I was able to make it all the way to Atlanta from South Florida as I fled the hurricane. Because I rose early in the deep dark. To head out of town while everyone else still slept.
A friend who waited till the last minute spent 6 hours on one stretch of highway later in the day.
A business acquaintance from Charleston called me near the end of the drive. His business was now in Hurricane Matthew’s crosshairs . . . he had no shutters, wood panels had long been bought up at Home Depot, he carried no insurance for a warehouse full of clients’ furniture he was shipping for them.
He was frantic. He could lose it all. This business he’s steadily built up over a couple of decades.
The people who are far more successful than I am tend to be better at buffering.
A buffer is a shock absorber. That thing built into your system that absorbs impact when it comes.
It looks mundane, even tedious, maybe even a leech on your time.

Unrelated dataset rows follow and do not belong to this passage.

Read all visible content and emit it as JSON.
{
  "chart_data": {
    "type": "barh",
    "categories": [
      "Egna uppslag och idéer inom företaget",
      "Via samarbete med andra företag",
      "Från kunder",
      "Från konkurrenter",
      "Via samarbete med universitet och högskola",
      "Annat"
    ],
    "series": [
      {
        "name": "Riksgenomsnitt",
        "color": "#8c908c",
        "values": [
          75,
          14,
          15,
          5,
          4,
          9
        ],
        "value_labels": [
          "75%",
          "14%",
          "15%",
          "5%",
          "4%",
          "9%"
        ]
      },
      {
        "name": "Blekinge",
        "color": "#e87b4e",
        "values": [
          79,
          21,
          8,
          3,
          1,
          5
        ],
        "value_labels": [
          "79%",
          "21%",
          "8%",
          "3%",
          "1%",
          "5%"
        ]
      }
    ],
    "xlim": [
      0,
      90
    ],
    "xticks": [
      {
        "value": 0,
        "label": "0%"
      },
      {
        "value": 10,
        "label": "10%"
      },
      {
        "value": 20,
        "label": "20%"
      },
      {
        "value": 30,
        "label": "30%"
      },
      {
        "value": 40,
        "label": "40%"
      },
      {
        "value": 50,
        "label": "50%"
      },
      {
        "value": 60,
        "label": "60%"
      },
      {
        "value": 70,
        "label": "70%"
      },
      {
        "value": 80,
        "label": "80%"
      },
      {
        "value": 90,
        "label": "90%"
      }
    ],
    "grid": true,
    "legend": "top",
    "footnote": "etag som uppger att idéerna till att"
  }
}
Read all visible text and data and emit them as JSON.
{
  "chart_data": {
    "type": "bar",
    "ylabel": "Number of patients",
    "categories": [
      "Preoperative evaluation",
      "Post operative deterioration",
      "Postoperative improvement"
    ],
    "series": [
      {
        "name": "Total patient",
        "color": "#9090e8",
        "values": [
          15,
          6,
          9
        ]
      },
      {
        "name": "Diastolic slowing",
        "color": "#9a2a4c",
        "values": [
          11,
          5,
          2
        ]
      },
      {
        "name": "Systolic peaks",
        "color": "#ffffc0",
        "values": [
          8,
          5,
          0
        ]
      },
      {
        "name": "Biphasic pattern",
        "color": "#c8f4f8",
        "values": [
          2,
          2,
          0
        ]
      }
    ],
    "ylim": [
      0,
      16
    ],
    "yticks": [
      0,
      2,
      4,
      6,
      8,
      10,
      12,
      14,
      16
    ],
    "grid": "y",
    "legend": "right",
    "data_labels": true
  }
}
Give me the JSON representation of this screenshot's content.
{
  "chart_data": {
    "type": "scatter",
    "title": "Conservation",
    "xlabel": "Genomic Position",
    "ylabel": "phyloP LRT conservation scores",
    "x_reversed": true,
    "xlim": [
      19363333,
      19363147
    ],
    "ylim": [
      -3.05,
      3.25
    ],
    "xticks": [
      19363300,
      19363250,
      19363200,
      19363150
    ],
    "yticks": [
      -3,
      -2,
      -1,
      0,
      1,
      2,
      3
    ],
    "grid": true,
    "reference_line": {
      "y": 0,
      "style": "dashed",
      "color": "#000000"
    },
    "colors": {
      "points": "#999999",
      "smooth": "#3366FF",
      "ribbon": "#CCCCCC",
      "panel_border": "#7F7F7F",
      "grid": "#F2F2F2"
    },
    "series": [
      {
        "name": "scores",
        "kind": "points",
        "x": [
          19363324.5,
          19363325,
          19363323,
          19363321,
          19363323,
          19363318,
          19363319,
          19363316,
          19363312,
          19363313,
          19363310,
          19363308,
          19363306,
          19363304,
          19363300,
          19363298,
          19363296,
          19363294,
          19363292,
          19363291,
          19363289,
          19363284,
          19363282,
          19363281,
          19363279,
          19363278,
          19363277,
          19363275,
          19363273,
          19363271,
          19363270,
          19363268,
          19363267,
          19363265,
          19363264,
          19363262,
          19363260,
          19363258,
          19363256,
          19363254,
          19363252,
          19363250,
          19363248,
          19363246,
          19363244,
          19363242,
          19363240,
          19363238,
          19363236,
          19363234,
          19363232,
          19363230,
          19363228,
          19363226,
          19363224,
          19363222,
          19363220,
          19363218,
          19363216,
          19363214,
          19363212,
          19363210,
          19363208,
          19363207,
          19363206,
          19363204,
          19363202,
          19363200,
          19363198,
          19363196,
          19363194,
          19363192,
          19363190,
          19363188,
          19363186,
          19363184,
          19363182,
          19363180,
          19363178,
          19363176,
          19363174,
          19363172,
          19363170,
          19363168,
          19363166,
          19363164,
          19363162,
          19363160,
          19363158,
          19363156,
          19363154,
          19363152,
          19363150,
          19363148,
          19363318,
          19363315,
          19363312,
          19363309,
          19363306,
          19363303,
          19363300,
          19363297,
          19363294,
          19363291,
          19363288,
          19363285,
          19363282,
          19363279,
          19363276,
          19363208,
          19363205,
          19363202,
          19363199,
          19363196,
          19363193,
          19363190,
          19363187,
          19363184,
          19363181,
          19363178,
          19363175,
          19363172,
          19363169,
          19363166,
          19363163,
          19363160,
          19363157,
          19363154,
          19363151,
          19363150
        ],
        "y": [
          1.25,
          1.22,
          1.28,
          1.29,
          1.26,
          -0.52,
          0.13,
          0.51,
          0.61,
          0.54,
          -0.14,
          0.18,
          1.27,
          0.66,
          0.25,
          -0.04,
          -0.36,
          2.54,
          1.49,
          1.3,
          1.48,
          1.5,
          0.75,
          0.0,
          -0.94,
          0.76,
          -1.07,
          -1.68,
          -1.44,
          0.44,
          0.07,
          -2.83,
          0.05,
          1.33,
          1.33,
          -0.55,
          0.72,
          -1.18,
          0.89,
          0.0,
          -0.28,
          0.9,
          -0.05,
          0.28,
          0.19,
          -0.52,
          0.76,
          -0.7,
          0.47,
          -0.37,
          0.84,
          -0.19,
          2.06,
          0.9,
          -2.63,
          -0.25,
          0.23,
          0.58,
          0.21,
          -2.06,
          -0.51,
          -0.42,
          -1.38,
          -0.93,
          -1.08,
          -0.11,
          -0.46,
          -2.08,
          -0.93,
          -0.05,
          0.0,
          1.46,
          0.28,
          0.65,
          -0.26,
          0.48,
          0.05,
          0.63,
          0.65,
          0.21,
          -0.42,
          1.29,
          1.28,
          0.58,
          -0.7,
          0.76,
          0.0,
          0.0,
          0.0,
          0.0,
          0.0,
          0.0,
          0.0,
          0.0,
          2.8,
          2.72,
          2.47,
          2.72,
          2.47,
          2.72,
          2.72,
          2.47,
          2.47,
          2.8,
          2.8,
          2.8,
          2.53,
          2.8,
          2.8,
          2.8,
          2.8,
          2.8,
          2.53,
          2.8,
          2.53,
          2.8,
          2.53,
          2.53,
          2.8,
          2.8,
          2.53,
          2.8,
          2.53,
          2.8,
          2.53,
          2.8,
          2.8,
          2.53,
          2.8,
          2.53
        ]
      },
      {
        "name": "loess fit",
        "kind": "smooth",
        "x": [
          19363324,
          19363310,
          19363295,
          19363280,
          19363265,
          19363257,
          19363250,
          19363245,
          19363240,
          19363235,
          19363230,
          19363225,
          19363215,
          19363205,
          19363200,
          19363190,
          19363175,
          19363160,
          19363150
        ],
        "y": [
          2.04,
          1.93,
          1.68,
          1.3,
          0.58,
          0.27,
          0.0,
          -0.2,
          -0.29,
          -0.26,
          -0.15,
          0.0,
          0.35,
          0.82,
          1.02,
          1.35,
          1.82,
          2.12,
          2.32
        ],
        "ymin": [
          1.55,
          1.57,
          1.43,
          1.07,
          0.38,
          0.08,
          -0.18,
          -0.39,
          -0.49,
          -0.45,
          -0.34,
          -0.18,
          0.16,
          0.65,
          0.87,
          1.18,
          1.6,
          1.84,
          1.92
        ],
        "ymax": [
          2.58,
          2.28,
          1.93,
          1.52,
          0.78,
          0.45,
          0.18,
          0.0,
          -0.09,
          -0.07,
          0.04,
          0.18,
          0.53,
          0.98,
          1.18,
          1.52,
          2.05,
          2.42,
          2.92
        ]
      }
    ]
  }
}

Like planning. Like insurance. Like preparation.
Shocks come. Whether your road is punishing or merely bumpy often has to do with the buffers you put in place.
Meditation is my favorite buffer. I’m a mental jackrabbit. And not in a good way. My brain just loves to poing from one thing to another.
Poingety poingety poinnng–
Daily meditation morphs that rabbit into a lap dog. Still frisky at times, but willing to settle in with a thought, a focus. Able to hold an idea through to its fruition.
Exercise is a buffer. You ward off shocks to your organism far better.
Saving is a buffer. God don’t I know this one! I’ve learned this from both ends, from failing in one instance when I hadn’t saved enough . . . to surviving barely in another because we had a buffer in our bank account. Unlike many of our competitors who went down.
Connection is your greatest buffer. Spiritually and relationally. When you’re connected to your greatest resource, nothing can break you.
You’d be surprised how often your people connections will save you. With an idea, with assistance, with belief in you when you no longer have it for yourself!
I thought of buffers as I drove in advance of the hurricane, heading north. I’m thankful for the buffers we’ve built up . . . and I’m wondering what other buffers I need to put in place.
You’ve heard of the six-month emergency fund. For a business I recommend one year . . .
Two years is my ideal. We’re slowly working our way back to that place since the Crash. Everyone else calls it the Great Recession. For me, for us, it was a spectacular unspooling crash.
And what helped save us were the buffers. The buffer of family. The buffer of friendship, even if it often meant offgassing the woes. Of finances. Even though they didn’t last as long as we ‘d expected. The buffer of spiritual connection helped the most day to day.
(Moral: don’t put your buffer in the stock market, you may end up with 40% of a buffer right when you need it the most.) (Oh happy days, learning these lessons : )
Whether you had a good hurricane experience or a bad one may have come down to one factor: The buffers you put in place.
It’s never too late to buffer it up, one bitty bit at a time.